Basically the result of a "perfect storm", here are some web links to several interesting articles about the ongoing supply chain crisis. https://www.businessinsider.com/pho...ach-shipping-supply-chain-tour-expert-2021-11 https://www.businessinsider.com/supply-chain-crisis-when-it-will-be-over-end-2021-11 https://www.businessinsider.com/shipping-containers-line-streets-in-california-neighborhood-2021-10 https://www.businessinsider.com/lack-of-truck-chassis-supply-chain-crisis-biden-tariff-duty-2021-10 https://www.businessinsider.com/us-has-trucks-to-ease-supply-chain-chaos-wrong-place-2021-10 https://www.businessinsider.com/truckers-wait-outside-backlogged-ports-8-hours-without-pay-2021-11 https://www.businessinsider.com/us-is-running-out-of-cardboard-supply-chain-crisis-2021-10
So, in my retierment I should move to the west coast and become a crane operator? Don't tempt mte. 'Blind crane operator sends loaded container back to China." No, that does not read well.

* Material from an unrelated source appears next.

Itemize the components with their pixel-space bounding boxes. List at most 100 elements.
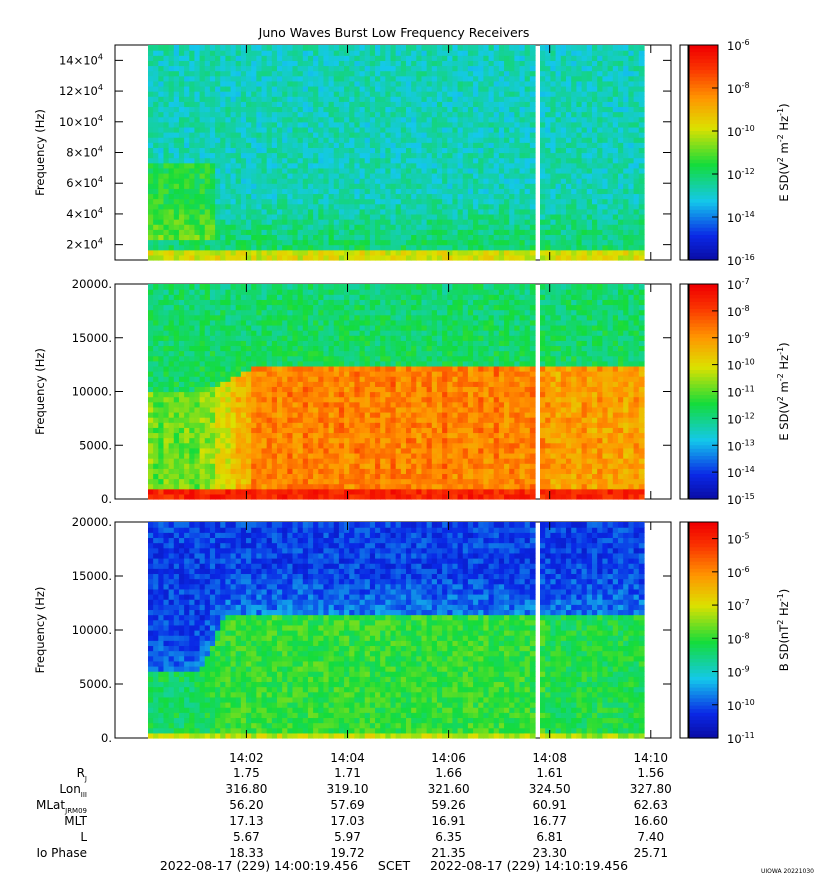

Yes but one heck of a climb to reach those control cabs. Then some precision touch at the controls not to mention good depth perception.
Indeed! When I lived on terminal island I got used to the occasional crashing sound of a container being dropped in the early morning hours. After a while it became the lullaby that kept me asleep which came in handy later on when I was assigned to a ship.
This topic invites another question. What is done with empty containers? Are they loaded with other products and shipped elsewhere; end up in the great garbage dump in the middle of the ocean; recycled into other products; shipped back empty to the originating country; become housing in third world countries; welded together to make retaining walls or used for storage as is with trailers that are no longer road worthy or some other use?
Most often, they are returned to service once emptied. Most of the west bound container rail traffic is empties, to be loaded onto the same container ships that just brought a load of full ones from Asia. There is also a pretty good market for used containers, to be used as outdoor storage buildings, or remodeled into shop space and even houses (multiple containers stacked/arranged and remodeled as needed). A friend of mine bought a few of them to store farm equipment and hay for his bison herd, on his remote acreage until he could retire and build a permanent home and barn out there.
And then there are "One Trip Containers"... https://www.containerdiscounts.com/new-one-trip-shipping-containers#:~:text=A one-trip container is pretty much what it,is why it is called a one-trip container.
So the toilet paper we were screaming about in 2020 is still out to sea So why would they head this way knowing they can't unload them? I actually find this kind of interesting. I mean they are built to only handle so much correct? Who's paying them while they sit there in the area of the port for a month or so?
Get a bidet. You will never use toilette paper again. 80% of the world uses bidets. We like to kill trees.